Fire Risk and Hazard Analysis of Lithium-Ion Battery Technologies in Underground Facilities: A Literature Review

University essay from Lunds universitet/Avdelningen för Brandteknik

Abstract: The past decades have seen an exponential growth of the lithium-ion battery (LIB) market as use of this high-energy storage has found applications in nearly every industry. The European Organization for Nuclear Research (CERN) is interested in implementing this technology within their underground network and this literature review is intended to assist with addressing fire and safety concerns. This review is broken into four parts. Part I of this review introduces basic background information about LIBs, internal components, cell structure, cell chemistry, and a hierarchal understanding of different installation levels for LIBS. Part II of this review presents the fire risk and hazard analysis. The critical safety consideration when analyzing LIBs is prevention of a thermal runaway event.
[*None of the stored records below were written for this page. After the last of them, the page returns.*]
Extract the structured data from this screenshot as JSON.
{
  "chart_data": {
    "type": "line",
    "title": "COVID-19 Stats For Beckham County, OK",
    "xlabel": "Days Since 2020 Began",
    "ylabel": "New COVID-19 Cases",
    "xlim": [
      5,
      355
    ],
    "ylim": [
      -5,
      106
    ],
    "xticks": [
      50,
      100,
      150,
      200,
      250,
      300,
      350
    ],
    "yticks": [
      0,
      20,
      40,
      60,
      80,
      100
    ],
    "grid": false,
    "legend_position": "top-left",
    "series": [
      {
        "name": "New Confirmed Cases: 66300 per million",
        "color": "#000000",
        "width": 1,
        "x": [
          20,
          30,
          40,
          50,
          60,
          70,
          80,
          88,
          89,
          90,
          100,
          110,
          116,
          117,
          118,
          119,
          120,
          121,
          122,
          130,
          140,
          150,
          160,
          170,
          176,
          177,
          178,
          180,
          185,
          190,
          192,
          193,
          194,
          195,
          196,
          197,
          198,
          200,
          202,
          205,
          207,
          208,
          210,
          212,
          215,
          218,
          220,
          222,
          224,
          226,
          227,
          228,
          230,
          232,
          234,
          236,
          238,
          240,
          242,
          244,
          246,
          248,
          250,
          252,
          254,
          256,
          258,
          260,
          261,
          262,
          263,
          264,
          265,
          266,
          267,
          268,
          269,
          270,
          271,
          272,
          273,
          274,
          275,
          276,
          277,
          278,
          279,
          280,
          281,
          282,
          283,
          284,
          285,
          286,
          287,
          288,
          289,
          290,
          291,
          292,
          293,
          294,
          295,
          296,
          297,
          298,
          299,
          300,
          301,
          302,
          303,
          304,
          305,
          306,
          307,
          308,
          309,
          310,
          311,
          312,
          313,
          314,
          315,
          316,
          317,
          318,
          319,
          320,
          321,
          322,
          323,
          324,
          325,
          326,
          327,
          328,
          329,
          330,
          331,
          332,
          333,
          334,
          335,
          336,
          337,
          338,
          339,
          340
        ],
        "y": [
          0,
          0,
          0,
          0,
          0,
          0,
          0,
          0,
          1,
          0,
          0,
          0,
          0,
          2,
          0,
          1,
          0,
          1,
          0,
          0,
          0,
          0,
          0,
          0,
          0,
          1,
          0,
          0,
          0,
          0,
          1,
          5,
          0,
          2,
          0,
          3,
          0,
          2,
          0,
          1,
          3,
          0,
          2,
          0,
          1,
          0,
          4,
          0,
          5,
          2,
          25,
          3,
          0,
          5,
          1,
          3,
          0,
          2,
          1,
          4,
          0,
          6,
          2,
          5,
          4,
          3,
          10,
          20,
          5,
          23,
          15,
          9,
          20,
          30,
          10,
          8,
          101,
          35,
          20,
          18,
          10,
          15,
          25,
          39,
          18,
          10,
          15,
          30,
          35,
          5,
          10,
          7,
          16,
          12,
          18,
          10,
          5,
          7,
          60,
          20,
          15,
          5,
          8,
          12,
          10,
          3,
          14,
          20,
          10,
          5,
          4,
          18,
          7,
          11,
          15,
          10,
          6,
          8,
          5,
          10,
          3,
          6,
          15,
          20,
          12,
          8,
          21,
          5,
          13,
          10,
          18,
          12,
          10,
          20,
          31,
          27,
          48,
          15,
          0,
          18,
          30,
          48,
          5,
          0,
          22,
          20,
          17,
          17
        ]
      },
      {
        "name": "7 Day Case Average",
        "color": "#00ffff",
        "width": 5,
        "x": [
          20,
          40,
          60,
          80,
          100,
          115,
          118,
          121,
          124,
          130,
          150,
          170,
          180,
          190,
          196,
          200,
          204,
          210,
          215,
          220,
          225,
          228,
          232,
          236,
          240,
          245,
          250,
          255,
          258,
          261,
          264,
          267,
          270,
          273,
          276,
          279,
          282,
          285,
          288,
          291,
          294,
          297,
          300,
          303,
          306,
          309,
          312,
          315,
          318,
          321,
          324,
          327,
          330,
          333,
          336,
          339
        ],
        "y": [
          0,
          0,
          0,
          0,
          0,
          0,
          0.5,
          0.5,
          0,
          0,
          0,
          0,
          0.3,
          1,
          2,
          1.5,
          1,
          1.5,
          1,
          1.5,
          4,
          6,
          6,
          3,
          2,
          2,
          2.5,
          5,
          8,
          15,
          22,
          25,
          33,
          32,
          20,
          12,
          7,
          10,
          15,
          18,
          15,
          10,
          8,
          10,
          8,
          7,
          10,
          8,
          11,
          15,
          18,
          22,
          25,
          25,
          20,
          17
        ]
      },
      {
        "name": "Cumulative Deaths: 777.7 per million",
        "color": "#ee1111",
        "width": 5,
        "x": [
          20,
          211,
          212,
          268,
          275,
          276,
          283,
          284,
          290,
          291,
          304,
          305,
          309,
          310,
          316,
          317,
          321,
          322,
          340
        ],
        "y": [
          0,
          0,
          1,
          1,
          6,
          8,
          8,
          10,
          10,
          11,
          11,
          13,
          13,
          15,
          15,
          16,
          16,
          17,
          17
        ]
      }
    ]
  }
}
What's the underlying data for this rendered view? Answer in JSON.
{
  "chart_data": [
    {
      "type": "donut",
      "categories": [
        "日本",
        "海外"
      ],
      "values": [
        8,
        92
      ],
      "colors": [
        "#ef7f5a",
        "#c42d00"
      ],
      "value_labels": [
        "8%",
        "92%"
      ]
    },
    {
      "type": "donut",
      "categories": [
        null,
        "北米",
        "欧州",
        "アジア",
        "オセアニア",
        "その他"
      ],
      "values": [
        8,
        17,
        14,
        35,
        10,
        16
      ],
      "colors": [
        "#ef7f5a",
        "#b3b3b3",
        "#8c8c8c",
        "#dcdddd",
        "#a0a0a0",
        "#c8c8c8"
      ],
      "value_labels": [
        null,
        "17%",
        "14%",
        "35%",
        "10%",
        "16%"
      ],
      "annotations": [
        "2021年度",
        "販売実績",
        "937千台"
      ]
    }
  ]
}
The sources of abuse that can cause a thermal runaway event (thermal, mechanical, and electrical abuse) are defined within this part of the report, as with the general internal decomposition stages as a LIB approaches thermal runaway. This focus on thermal runaway is important because at the point a LIB cell enters thermal runaway the internal heat generation within the compromised cell exceeds the cooling effects surrounding the compromised cell. An internal exothermic reaction can be a consequence from this unbalanced transfer of heat energy resulting in one or a combination of fire and safety hazards (i.e., toxic and flammable gas generation, fire, explosions, jet flames/flaming projectiles, electrical, and reignition). The factors that impact the severity and probability of each risk and hazard are also detailed in this part of the report to better address incident preparedness. Part III takes the fire risk and hazard analysis from part II, applies it to tunnel installations at CERN, and review current fire and hazard detection, prevention, mitigation, suppression, and extinguishing technologies. Key recommendations on implementation of the reviewed technologies within the CERN underground facility conclude this part. Part IV of this report begins with identifying current research gaps affecting this review and ends with the conclusion of the findings from this literature review.